Wood has an ownership interest in about 15 horses. “Most of them don’t amount to much,” he said. “But I do have a piece of Serious Toy, a 2-year-old filly who might turn out to be something.”
Today’s opening feature is the $100,000 Malibu, one of the stepping stones toward the Charles H. Strub Stakes for 4-year-olds Feb. 10. The other leg is the San Fernando Jan. 19. Only five horses have swept the series, the last being Precisionist in 1985.
There are 12 horses entered in the seven-furlong Malibu, including several who were waylaid before or during this year’s Triple Crown series. They include Magical Mile, the Hollywood Juvenile winner who hasn’t run in nine months; Pleasant Tap, winless in 11 months but third in the Kentucky Derby; and Burnt Hills, who may be returning to form after running next to last in the Derby.
Horse Racing Notes
Santa Anita, normally open Wednesday through Sunday, has an unusual schedule through the holidays. There will be no racing Thursday or on Wednesday, Jan. 2. The track is running next Monday and Tuesday. . . . The 88- day season runs through April 22. There will be stakes races on the first six days. Post time today is noon. Then the first race will be at 12:30 through Feb. 20, and after that 1 p.m.

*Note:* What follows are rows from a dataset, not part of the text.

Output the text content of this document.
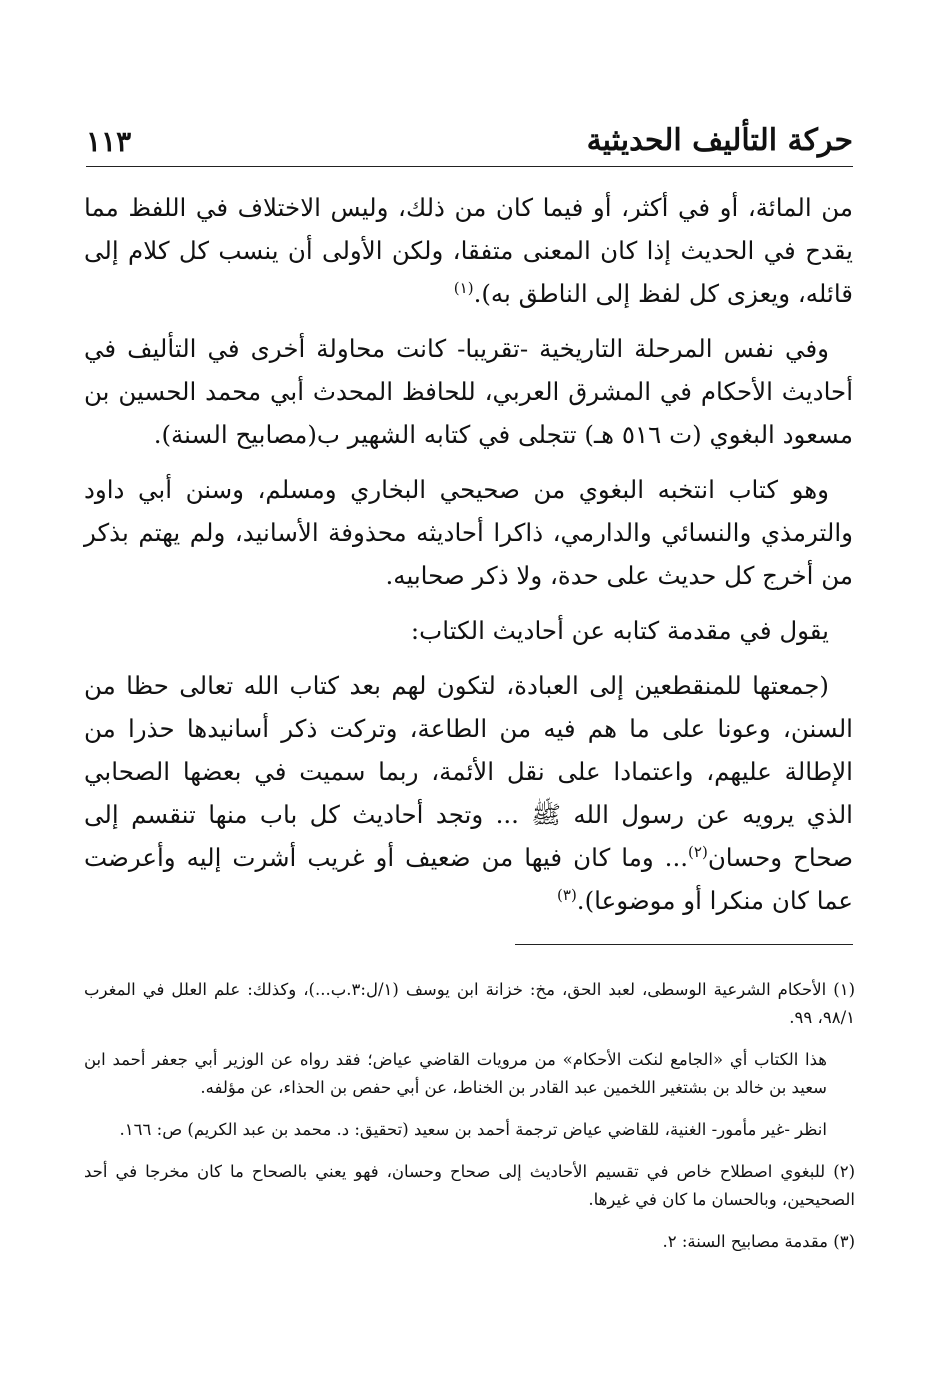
حركة التأليف الحديثية
١١٣

من المائة، أو في أكثر، أو فيما كان من ذلك، وليس الاختلاف في اللفظ مما يقدح في الحديث إذا كان المعنى متفقا، ولكن الأولى أن ينسب كل كلام إلى قائله، ويعزى كل لفظ إلى الناطق به).$^{(١)}$

وفي نفس المرحلة التاريخية -تقريبا- كانت محاولة أخرى في التأليف في أحاديث الأحكام في المشرق العربي، للحافظ المحدث أبي محمد الحسين بن مسعود البغوي (ت ٥١٦ هـ) تتجلى في كتابه الشهير ب(مصابيح السنة).

وهو كتاب انتخبه البغوي من صحيحي البخاري ومسلم، وسنن أبي داود والترمذي والنسائي والدارمي، ذاكرا أحاديثه محذوفة الأسانيد، ولم يهتم بذكر من أخرج كل حديث على حدة، ولا ذكر صحابيه.

يقول في مقدمة كتابه عن أحاديث الكتاب:

(جمعتها للمنقطعين إلى العبادة، لتكون لهم بعد كتاب الله تعالى حظا من السنن، وعونا على ما هم فيه من الطاعة، وتركت ذكر أسانيدها حذرا من الإطالة عليهم، واعتمادا على نقل الأئمة، ربما سميت في بعضها الصحابي الذي يرويه عن رسول الله ﷺ ... وتجد أحاديث كل باب منها تنقسم إلى صحاح وحسان$^{(٢)}$... وما كان فيها من ضعيف أو غريب أشرت إليه وأعرضت عما كان منكرا أو موضوعا).$^{(٣)}$

(١) الأحكام الشرعية الوسطى، لعبد الحق، مخ: خزانة ابن يوسف (١/ل:٣.ب...)، وكذلك: علم العلل في المغرب ٩٨/١، ٩٩.

هذا الكتاب أي «الجامع لنكت الأحكام» من مرويات القاضي عياض؛ فقد رواه عن الوزير أبي جعفر أحمد ابن سعيد بن خالد بن بشتغير اللخمين عبد القادر بن الخناط، عن أبي حفص بن الحذاء، عن مؤلفه.

انظر -غير مأمور- الغنية، للقاضي عياض ترجمة أحمد بن سعيد (تحقيق: د. محمد بن عبد الكريم) ص: ١٦٦.

(٢) للبغوي اصطلاح خاص في تقسيم الأحاديث إلى صحاح وحسان، فهو يعني بالصحاح ما كان مخرجا في أحد الصحيحين، وبالحسان ما كان في غيرها.

(٣) مقدمة مصابيح السنة: ٢.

Laffit Pincay Jr., who has won the Malibu the last two years, will be on Magical Mile today. . . . Malibu starters Restless Con and Profit Key are both trained by Wayne Lukas, who won last year’s trainer title when he saddled 38 winners. . . . Starting in 1986, Gary Stevens and Pincay have won the jockey title in alternate years. Stevens won 111 races last season and leads the country in purses this year with $13.5 million. . . . Mike Manning has been promoted to assistant general manager at Santa Anita.